Sheila faz críticas à atual rede de assistência a crianças e adolescentes vítimas de abuso sexual. “Faltam trabalhos de prevenção; o Conselho Tutelar precisa melhorar sua estrutura e capacitação e o atendimento na Casa da Mulher, onde a maioria das vítimas de violência sexual são crianças e adolescentes, não possui acolhimento adequado.

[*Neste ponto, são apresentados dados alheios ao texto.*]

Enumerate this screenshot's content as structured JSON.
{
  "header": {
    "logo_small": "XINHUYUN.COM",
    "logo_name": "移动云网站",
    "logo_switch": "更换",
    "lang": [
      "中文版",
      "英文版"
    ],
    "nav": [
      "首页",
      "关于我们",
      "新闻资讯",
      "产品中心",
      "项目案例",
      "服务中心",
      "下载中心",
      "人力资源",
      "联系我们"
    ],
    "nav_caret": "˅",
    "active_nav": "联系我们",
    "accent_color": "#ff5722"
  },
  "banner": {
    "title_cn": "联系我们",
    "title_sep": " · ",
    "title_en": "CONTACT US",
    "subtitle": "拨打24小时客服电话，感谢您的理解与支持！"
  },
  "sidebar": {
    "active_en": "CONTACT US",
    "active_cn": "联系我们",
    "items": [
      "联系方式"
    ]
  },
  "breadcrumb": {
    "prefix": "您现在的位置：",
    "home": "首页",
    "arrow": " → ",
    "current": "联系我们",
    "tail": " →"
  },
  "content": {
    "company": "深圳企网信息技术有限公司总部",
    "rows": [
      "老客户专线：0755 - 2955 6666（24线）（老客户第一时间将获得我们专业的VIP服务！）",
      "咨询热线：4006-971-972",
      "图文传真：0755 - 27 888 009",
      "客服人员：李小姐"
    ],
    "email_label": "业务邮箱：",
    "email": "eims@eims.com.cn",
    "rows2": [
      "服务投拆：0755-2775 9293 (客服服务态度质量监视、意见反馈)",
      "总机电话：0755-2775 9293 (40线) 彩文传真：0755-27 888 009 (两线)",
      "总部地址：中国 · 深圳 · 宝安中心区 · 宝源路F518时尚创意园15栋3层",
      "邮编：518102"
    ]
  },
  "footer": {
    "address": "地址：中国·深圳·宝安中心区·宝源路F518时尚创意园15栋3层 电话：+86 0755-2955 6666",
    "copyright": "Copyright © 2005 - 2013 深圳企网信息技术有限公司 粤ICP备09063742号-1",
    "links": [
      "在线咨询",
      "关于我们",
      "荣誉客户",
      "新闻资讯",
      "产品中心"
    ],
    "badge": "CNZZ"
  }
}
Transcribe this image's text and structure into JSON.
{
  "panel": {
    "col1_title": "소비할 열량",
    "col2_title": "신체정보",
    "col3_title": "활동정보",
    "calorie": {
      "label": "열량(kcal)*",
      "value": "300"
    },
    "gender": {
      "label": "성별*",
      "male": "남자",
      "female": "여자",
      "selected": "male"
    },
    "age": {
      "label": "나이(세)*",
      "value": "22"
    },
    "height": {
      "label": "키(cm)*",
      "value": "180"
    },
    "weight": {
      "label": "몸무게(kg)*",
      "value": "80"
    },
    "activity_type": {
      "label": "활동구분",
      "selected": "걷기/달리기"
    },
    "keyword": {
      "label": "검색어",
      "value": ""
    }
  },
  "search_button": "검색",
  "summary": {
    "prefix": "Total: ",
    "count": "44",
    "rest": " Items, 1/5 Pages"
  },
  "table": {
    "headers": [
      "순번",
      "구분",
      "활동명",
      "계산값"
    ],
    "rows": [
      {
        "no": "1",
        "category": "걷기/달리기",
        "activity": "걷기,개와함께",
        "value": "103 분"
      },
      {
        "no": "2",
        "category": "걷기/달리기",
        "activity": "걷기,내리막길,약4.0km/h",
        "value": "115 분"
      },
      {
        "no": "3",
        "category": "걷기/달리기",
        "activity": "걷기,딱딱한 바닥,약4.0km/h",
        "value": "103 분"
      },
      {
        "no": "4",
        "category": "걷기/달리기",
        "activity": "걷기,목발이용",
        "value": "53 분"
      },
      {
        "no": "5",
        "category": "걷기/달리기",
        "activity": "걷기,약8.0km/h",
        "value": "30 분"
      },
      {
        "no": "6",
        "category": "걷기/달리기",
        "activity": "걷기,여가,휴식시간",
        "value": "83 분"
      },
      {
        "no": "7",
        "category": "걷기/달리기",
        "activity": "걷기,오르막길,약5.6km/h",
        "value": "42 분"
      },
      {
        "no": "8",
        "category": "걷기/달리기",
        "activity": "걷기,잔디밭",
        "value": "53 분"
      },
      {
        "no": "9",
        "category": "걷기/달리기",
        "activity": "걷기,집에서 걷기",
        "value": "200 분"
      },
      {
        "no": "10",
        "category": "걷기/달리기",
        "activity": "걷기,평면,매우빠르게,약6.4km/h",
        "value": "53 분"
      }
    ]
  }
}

Não há sequer uma profissional da área da psicologia que seja especializada em atendimento à criança.” No que diz respeito às delegacias, a vereadora e delegada diz que é necessário ter um atendimento mais qualificado, que evite a revitimização das pessoas. “É necessária a implantação de uma sala de escuta protegida, que já é lei, para que haja oitivas com profissional capacitado e com equipamento de áudio e vídeo, para que a criança não tenha que passar novamente por outro depoimento na delegacia e na Justiça, evitando sua exposição”, defende.
A Secretaria de Desenvolvimento Social, por meio de assessoria, informou que, através dos equipamentos da proteção básica, tais como Centro de Referência em Assistência Social (Cras) e Serviços de Convivência e Fortalecimento de Vínculos, trabalha sobre o tema “violência sexual contra crianças e adolescentes”, durante todo o ano, em ações preventivas de vários tipos, como palestras e reuniões direcionadas, buscando sempre maior qualidade nos serviços prestados. Quanto à estrutura do Conselho Tutelar, a pasta afirma que algumas questões estruturais precisam e serão melhoradas, com objetivo de dar mais condição de trabalho ao órgão. Já sobre a Casa da Mulher, a Secretaria de Governo, informou que a contratação de um psicólogo especializado está em estudoAto de conscientização no Parque Halfeld
O Brasil foi um dos primeiros países a organizar uma legislação que seguisse os princípios da Convenção das Nações Unidas sobre os Direitos da Criança, criando, em 13 de julho de 1990, o Estatuto da Criança e do Adolescente (ECA). Desde o início, o ECA vem se consolidando como o principal instrumento de construção de políticas públicas para a promoção e garantia de direitos de crianças e adolescentes. A aprovação da Lei Menino Bernardo, que dispõe sobre o direito de crianças e adolescentes serem educadas livres de castigos físicos e humilhantes, assim como a sanção da lei que qualifica como crime hediondo a exploração sexual ou favorecimento à prostituição de crianças, adolescentes e vulneráveis, estão entre as conquistas do estatuto.
Para comemorar os 27 anos do ECA, o Conselho Tutelar, em parceria com a Prefeitura e a Comissão de Defesa dos Direitos da Criança e do Adolescente da Câmara, promove, nesta quinta-feira, entre 11h e 13h, um ato de conscientização no Parque Halfeld, em frente à escadaria da Câmara. “A ideia é concentrar toda a rede de combate ao abuso sexual contra crianças e adolescentes com a finalidade de chamar a atenção da população no que diz respeito à prevenção do crime”, afirmou o conselheiro tutelar, Laurindo Rodrigues.